Published online by Cambridge University Press: 22 September 2009
Convinced that, while remaining proud of their own national identities and history, the peoples of Europe are determined to transcend their former divisions and, united ever more closely, to forge a common destiny. … Convinced that, thus ‘United in its diversity’, Europe offers them the best chance of pursuing, with due regard for the rights of each individual and in awareness of their responsibilities towards future generations and the Earth, the great venture which makes of it a special area of human hope ….

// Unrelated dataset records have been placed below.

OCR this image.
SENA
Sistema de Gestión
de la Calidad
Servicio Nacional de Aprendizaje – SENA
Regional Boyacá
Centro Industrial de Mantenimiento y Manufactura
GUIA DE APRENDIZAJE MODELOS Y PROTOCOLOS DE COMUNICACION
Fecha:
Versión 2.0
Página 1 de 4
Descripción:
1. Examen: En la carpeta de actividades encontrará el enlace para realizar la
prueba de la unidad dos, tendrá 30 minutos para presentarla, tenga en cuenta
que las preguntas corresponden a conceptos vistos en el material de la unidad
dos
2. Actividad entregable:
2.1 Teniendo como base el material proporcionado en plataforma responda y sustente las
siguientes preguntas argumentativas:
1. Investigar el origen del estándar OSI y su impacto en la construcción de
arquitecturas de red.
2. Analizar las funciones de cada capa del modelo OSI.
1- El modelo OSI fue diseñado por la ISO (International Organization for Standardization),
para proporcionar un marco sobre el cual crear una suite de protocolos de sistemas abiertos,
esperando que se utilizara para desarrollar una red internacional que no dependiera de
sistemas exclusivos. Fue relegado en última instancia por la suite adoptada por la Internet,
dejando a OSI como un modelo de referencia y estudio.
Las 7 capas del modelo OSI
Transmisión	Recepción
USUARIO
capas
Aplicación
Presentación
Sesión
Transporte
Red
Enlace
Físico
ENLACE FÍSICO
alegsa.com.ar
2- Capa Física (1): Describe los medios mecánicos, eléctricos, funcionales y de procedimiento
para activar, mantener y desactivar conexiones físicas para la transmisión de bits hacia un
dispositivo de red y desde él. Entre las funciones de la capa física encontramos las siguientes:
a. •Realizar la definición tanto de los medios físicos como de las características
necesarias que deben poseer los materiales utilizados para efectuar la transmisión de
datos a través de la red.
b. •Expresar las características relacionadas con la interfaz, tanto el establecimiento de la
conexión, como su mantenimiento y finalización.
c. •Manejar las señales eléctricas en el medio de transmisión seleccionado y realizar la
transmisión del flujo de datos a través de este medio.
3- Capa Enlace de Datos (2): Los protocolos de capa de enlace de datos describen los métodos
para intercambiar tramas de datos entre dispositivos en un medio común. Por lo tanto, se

The Preamble to the Treaty Establishing a Constitution for Europe contains the expressions ‘transcend’, ‘common destiny’, ‘rights of each individual’ and ‘responsibilities towards future generations and the Earth’, and these words are framed by a conception of Europe as a ‘great venture which makes of it a special area of human hope’. While this does not quite attain the exalted level of an American belief in a ‘manifest destiny’, the intentions of the Président de la Convention, Valéry Giscard d'Estaing and his colleagues are nonetheless apparent. The ‘new Europe’ is not to be understood merely as bureaucracy or as an expanded market, but as a vital entity, the bearer of intellectual, cultural and spiritual continuities. In this chapter, I explore some of the dimensions that such aspirations touch upon, once they are emancipated from high-flown intention and anchored in the matrix of tensions and contradictions that afflict all efforts to define and defend identity in an era of globalisation and religiously inspired terror.